Referee! Rights to Sanitation and the ‘3 Rs’

Very pleased to have supported WSUP in preparing a discussion paper, 'Referee!' on the Responsibilities, Regulations and Regulating processes in 'filling in the gaps and using regulating for the progressive realization of safely managed sanitation'.

Using fascinating case studies from Bangladesh, Mozambique, Zambia & Kenya, along with an excellent overview from ESAWAS, the 'Eastern and Southern Africa Water and Sanitation Regulators Association', we explored aspects of regulating non-networked sanitation provision. In one way this is an unusual step as so much of Faecal Sludge Management does not involve capital intensive monopoly service provision. But where demand is weak and services are so limited the case studies show the potential of regulating.
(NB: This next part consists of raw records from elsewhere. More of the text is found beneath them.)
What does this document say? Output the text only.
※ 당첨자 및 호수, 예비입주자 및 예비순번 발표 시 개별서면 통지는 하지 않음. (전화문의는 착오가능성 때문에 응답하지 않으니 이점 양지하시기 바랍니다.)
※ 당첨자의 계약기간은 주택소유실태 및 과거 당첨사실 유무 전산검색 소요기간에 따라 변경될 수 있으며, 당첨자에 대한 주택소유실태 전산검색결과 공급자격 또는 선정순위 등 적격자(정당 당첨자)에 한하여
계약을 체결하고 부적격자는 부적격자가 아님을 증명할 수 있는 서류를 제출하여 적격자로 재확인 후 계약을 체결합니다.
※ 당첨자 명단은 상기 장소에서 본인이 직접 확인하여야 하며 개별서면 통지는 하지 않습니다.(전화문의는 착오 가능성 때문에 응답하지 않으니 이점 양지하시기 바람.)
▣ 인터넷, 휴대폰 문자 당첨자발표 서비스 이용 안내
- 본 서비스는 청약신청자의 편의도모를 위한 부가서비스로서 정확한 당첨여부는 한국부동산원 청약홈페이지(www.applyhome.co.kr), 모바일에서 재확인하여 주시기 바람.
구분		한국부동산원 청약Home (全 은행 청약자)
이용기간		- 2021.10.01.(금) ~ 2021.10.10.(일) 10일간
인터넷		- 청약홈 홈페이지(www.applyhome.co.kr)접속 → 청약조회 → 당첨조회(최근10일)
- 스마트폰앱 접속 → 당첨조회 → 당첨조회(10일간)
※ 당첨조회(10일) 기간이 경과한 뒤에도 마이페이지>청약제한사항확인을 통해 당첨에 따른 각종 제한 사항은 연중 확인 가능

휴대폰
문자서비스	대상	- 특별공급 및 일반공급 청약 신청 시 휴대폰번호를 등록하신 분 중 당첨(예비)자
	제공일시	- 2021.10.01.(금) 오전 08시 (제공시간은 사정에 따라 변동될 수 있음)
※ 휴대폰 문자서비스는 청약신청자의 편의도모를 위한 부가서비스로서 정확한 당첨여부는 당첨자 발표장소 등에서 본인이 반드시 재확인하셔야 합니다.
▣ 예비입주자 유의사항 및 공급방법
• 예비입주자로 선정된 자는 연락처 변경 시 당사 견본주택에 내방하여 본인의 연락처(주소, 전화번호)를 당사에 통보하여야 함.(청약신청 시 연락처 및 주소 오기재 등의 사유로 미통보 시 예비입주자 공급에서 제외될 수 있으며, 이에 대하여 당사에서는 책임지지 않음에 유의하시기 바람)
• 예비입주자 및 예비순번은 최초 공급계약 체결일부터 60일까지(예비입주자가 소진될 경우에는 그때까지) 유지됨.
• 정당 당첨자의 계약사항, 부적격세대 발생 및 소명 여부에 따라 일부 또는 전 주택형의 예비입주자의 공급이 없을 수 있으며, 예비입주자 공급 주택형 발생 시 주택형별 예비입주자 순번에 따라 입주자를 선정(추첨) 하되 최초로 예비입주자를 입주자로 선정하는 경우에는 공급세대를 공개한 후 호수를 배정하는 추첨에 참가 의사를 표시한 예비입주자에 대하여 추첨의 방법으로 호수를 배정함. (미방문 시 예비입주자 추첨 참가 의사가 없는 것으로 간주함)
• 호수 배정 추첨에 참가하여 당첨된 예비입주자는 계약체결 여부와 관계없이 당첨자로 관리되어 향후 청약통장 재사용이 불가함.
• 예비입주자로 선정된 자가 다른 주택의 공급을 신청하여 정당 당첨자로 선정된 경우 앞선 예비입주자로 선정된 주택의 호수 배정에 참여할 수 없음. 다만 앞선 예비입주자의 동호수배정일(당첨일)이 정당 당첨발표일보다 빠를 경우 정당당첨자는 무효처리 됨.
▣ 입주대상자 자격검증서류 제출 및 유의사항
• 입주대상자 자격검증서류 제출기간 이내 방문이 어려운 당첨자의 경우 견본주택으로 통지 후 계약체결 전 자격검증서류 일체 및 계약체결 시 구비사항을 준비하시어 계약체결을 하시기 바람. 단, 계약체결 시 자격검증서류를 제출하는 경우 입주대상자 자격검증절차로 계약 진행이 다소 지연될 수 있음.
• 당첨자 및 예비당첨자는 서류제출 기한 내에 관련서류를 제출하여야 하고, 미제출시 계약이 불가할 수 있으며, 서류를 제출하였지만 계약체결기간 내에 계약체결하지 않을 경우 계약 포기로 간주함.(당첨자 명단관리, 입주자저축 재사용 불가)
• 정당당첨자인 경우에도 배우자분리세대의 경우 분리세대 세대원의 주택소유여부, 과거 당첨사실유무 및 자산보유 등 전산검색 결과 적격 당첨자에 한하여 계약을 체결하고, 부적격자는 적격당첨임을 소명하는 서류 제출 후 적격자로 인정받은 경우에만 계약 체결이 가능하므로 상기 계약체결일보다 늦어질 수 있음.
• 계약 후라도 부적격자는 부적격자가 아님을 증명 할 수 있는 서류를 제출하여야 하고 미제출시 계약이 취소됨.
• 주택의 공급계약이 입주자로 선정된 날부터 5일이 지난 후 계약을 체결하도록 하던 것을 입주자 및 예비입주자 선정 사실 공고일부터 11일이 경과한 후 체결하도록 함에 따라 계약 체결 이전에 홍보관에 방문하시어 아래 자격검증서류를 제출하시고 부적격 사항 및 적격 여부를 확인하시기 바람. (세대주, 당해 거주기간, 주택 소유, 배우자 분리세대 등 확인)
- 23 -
Do have a look: https://www.wsup.com/blog/stronger-regulators-crucial-to-improving-sanitation-services-for-the-poorest-report-finds/


The 'Referee!' title was taken from an earlier study (Franceys and Gerlach, 2008) where we were suggesting that the process of regulating (moving on from too much of an emphasis on 'regulations') can be seen as being similar to the role of a referee in a football match. The two teams represent a) the Government, Policy & Law-makers and b) the Service Providers - not the customers as so many initially take the analogy to represent, for they are the crowd consuming the ‘entertainment’! The referee’s task is to keep the game flowing towards its desired score draw, maintaining the rules of the game but interpreting them and using discretion and the advantage rule liberally to keep it all moving forward to the enjoyment (benefit of all).


In an early draft of the paper I suggested that 'Rights need regulating'. Why? Not in any way to suggest that the Human Right to Sanitation should be changed but to indicate that to achieve that right, we need the process of regulating to chart a flexible and appropriate pathway of progressive realisation of these benefits. We need the ‘umpire’ or ‘referee’ of regulating to ensure the ‘game’ gets to the desired goal – or even goals?


And in the same early draft (I was well past the target word count so WSUP had to do some necessary editing!) I concluded by another deliberately provocative heading of 'Regulators get it wrong!' , suggesting that it is worth remembering that every decision the regulator makes is based on very uncertain data. What are the actual service levels achieved? How many people are being served? And where do they live? Over what service area is the service provider being held accountable? What is the value of the fixed assets being used? In real terms or in nominal terms?


Every regulatory tariff setting or performance demand is always a best available approximation, never ‘right’, but it can always be a step in the right direction. The figure for inflation to use in any indexation of fixed assets or annual automatic revision of tariffs is suspect. But it should be the ‘best available not entailing excessive cost’ (the ‘BATNEEC principle’). Over what period should fixed assets be depreciated in order to fund capital maintenance? Another subjective judgement and not one which the accountant designers of depreciation charges ever had in mind. The costs of future investments to put into any tariff adjustments, when it is known that ‘the optimism bias’ can lead those numbers to be wrong by between 50% and 70% (initial estimates always on the lower side). Perhaps low-cost sanitation is more predictable? But when so much depends upon the actual take-up of the services, whether toilet building takes place or toilet emptying is actually paid for and when the efficacy of faecal sludge treatment plants at scale is so dependent upon so many variables – what accuracy is the cost prediction of those outputs?


The response has to be that the regulator has the best available data, however imperfect it may be, and then has make decisions which others will always find wrong in one way or another. But which overall will take the sector forward, improving services to customers and improving financial viability.